Does Education Belong to the Bold?

It’s an all-too-common scenario to most of us- sitting in a tutorial, listening and learning (or trying to), only to find that any opportunity to ask questions or to provide answers is snatched up by the same person each time. Across the board in Australian educational settings where STEM subjects are taught (both in universities and schools), research shows that those people who dominate the attention of the educator and the dynamic of the classroom tend to be men. However, it is not a problem which is universally experienced in educational institutions around the world, but one that Australia struggles with in particular.

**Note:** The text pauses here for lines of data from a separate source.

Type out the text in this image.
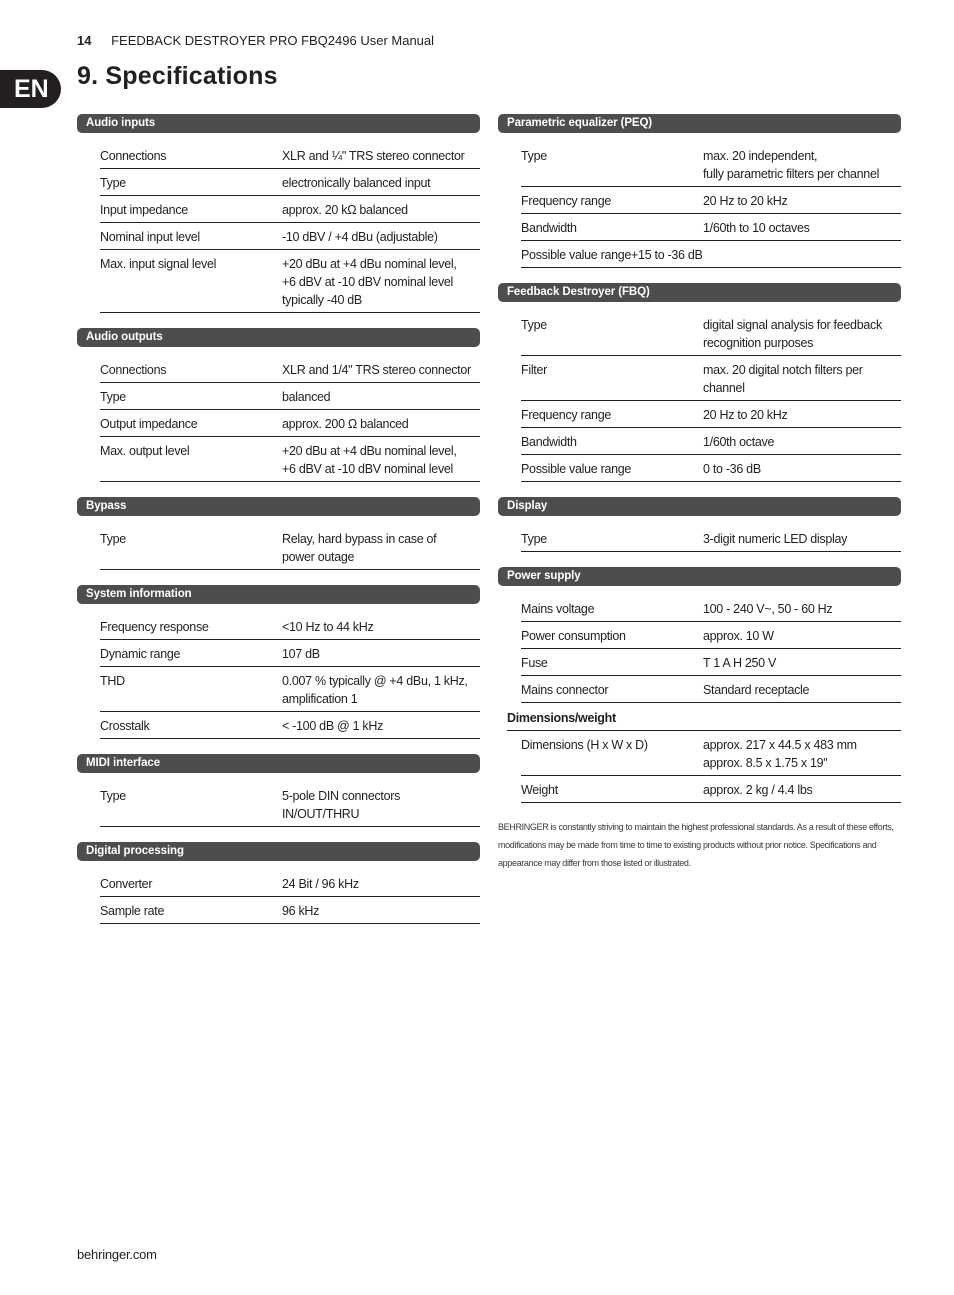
14 FEEDBACK DESTROYER PRO FBQ2496 User Manual
EN	9. Specifications
Audio inputs
Connections	XLR and ¼" TRS stereo connector
Type	electronically balanced input
Input impedance	approx. 20 kΩ balanced
Nominal input level	-10 dBV / +4 dBu (adjustable)
Max. input signal level	+20 dBu at +4 dBu nominal level,
+6 dBV at -10 dBV nominal level
typically -40 dB
Audio outputs
Connections	XLR and 1/4" TRS stereo connector
Type	balanced
Output impedance	approx. 200 Ω balanced
Max. output level	+20 dBu at +4 dBu nominal level,
+6 dBV at -10 dBV nominal level
Bypass
Type	Relay, hard bypass in case of
power outage
System information
Frequency response	<10 Hz to 44 kHz
Dynamic range	107 dB
THD	0.007 % typically @ +4 dBu, 1 kHz,
amplification 1
Crosstalk	< -100 dB @ 1 kHz
MIDI interface
Type	5-pole DIN connectors IN/OUT/THRU
Digital processing
Converter	24 Bit / 96 kHz
Sample rate	96 kHz
Parametric equalizer (PEQ)
Type	max. 20 independent,
fully parametric filters per channel
Frequency range	20 Hz to 20 kHz
Bandwidth	1/60th to 10 octaves
Possible value range+15 to -36 dB
Feedback Destroyer (FBQ)
Type	digital signal analysis for feedback
recognition purposes
Filter	max. 20 digital notch filters per channel
Frequency range	20 Hz to 20 kHz
Bandwidth	1/60th octave
Possible value range	0 to -36 dB
Display
Type	3-digit numeric LED display
Power supply
Mains voltage	100 - 240 V~, 50 - 60 Hz
Power consumption	approx. 10 W
Fuse	T 1 A H 250 V
Mains connector	Standard receptacle
Dimensions/weight
Dimensions (H x W x D)	approx. 217 x 44.5 x 483 mm
approx. 8.5 x 1.75 x 19"
Weight	approx. 2 kg / 4.4 lbs
BEHRINGER is constantly striving to maintain the highest professional standards. As a result of these efforts, modifications may be made from time to time to existing products without prior notice. Specifications and appearance may differ from those listed or illustrated.
behringer.com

So how can we change the classroom dynamic that is such a broadly applied part of our university culture? Professor Pierre Portal of the Mathematical Sciences Institutorial has been involved in academia in both France and Australia, and he might hold some answers. “First year maths at uni in France, the men will speak first, they will speak too quickly, they have an idea, but they don’t have a full proof, and that will be met in a very unfriendly manner by the people running the tutorial. It’s a very important aspect of first-year, second-year maths, is teaching the rigour.” He says that this is in direct contrast with his experiences teaching in Australia, where tutorials are more likely to encourage students to speak when they have “a good idea of where things are going, but not a full proof. But that means that even in maths, like in many other disciplines, we value the more aggressive people, […] we value overconfidence.”

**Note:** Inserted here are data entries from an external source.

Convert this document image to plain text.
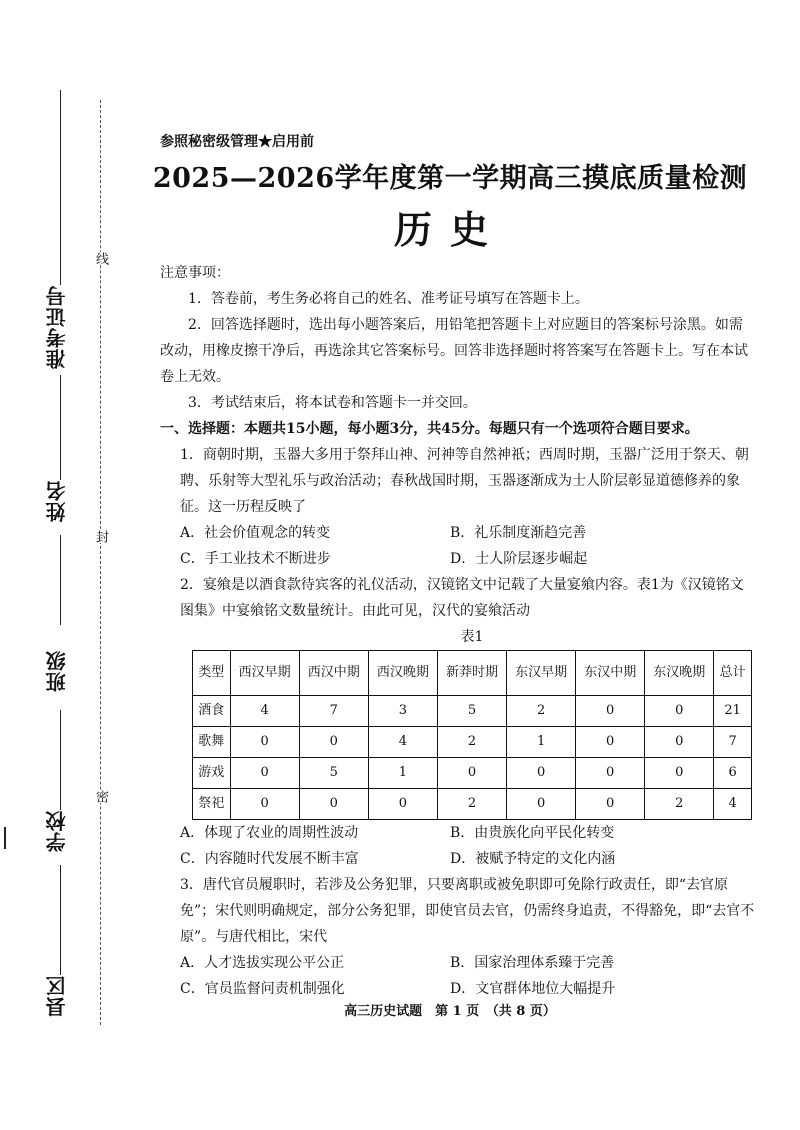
准考证号
姓名
班级
学校
县区
线
封
密
参照秘密级管理★启用前
2025—2026学年度第一学期高三摸底质量检测
历史

注意事项：

1．答卷前，考生务必将自己的姓名、准考证号填写在答题卡上。

2．回答选择题时，选出每小题答案后，用铅笔把答题卡上对应题目的答案标号涂黑。如需改动，用橡皮擦干净后，再选涂其它答案标号。回答非选择题时将答案写在答题卡上。写在本试卷上无效。

3．考试结束后，将本试卷和答题卡一并交回。

一、选择题：本题共15小题，每小题3分，共45分。每题只有一个选项符合题目要求。

1．商朝时期，玉器大多用于祭拜山神、河神等自然神祇；西周时期，玉器广泛用于祭天、朝聘、乐射等大型礼乐与政治活动；春秋战国时期，玉器逐渐成为士人阶层彰显道德修养的象征。这一历程反映了

A．社会价值观念的转变	B．礼乐制度渐趋完善
C．手工业技术不断进步	D．士人阶层逐步崛起

2．宴飨是以酒食款待宾客的礼仪活动，汉镜铭文中记载了大量宴飨内容。表1为《汉镜铭文图集》中宴飨铭文数量统计。由此可见，汉代的宴飨活动

表1
类型	西汉早期	西汉中期	西汉晚期	新莽时期	东汉早期	东汉中期	东汉晚期	总计
酒食	4	7	3	5	2	0	0	21
歌舞	0	0	4	2	1	0	0	7
游戏	0	5	1	0	0	0	0	6
祭祀	0	0	0	2	0	0	2	4
A．体现了农业的周期性波动	B．由贵族化向平民化转变
C．内容随时代发展不断丰富	D．被赋予特定的文化内涵

3．唐代官员履职时，若涉及公务犯罪，只要离职或被免职即可免除行政责任，即“去官原免”；宋代则明确规定，部分公务犯罪，即使官员去官，仍需终身追责，不得豁免，即“去官不原”。与唐代相比，宋代

A．人才选拔实现公平公正	B．国家治理体系臻于完善
C．官员监督问责机制强化	D．文官群体地位大幅提升
高三历史试题　第 1 页　（共 8 页）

This encouragement of the already over-confident is something that pervades throughout all levels of academia, according to Dr Fiona Beck of the College of Engineering and Computer Science. “We’re getting to a point now in academia where it’s getting a bit business-like in the sense that you have to really sell yourself constantly, and in general, the research shows that women are much less likely to do that. They’re more risk averse, and all of these things play against them in our current perception of what a good leader […] looks like, yet if you actually look into the research there’s no reason why these particular attributes are chosen.” It is easy to see that the gendered socialisation of women to be less aggressive in promoting their own ideas and values plays a significant role in our educational and professional lives- and we are all familiar with how this affects our learning in tutorials and labs.

International student Andrea Bedon Pineda’s experience confirms that the Australian university environment disadvantages women in particular by promoting and encouraging the voices of the most confident, which in her Engineering program have been largely men. “I believe that a majority of men feel more confident about everything they are doing, as society has kind of told them since they were a child that they are very good, and they can do whatever they want. Me, as a girl- my family never thought I was going to be an engineer, and thought that my role was in the kitchen, and taking care of family, that sort of thing,” she said, adding that she doesn’t feel that she was getting the most out of her educational experience when she first arrived in Australia.

By contrast, Andrea describes her high school experience in Ecuador as highly motivational for her, largely due to the single-sex school that she attended.  Reflecting on her choice to study a program consisting largely of physics and maths for the final three years of her schooling, she says that sharing her classes with other like-minded women made her decision easier. “It sort of motivates me even more, because I know that my peers are doing it too.”

“It sort of motivates me even more, because I know that my peers are doing it too.”

Clearly though, single-sex education at a tertiary level would be an extreme step to take in the Australian context. What then could be done to try to counteract the promotion of dominant voices in our university classrooms? Portal is hesitant to recommend the French model with any conviction-“It’s difficult [to step away from the people who are most vocal in a tutorial]. The French system manages to do that, but the French system is very disrespectful of its students.” He says that the down-sides of such a normative teaching style are so great that they would undermine the value of the change. “It’s a part of the French system that I hated, but in a sense it’s extremely levelling.”

The Centre for Teaching Excellence in Virginia USA promotes a gender-aware style of teaching- including not allowing students to answer questions for 5 seconds after they have been asked, consistently returning to the points raised by students who have been interrupted, and ensuring that teachers pay close attention to non-verbal indicators of interest or confusion in their students. What the whole thing boils down to, though, is quite simple- when teachers are aware of the unconscious bias that they show by giving a platform only to the loudest and most confident students, they become more likely to take measures to change. The more aware we are of the problem in Australian STEM institutions, the more effectively we can begin to implement real and valuable change.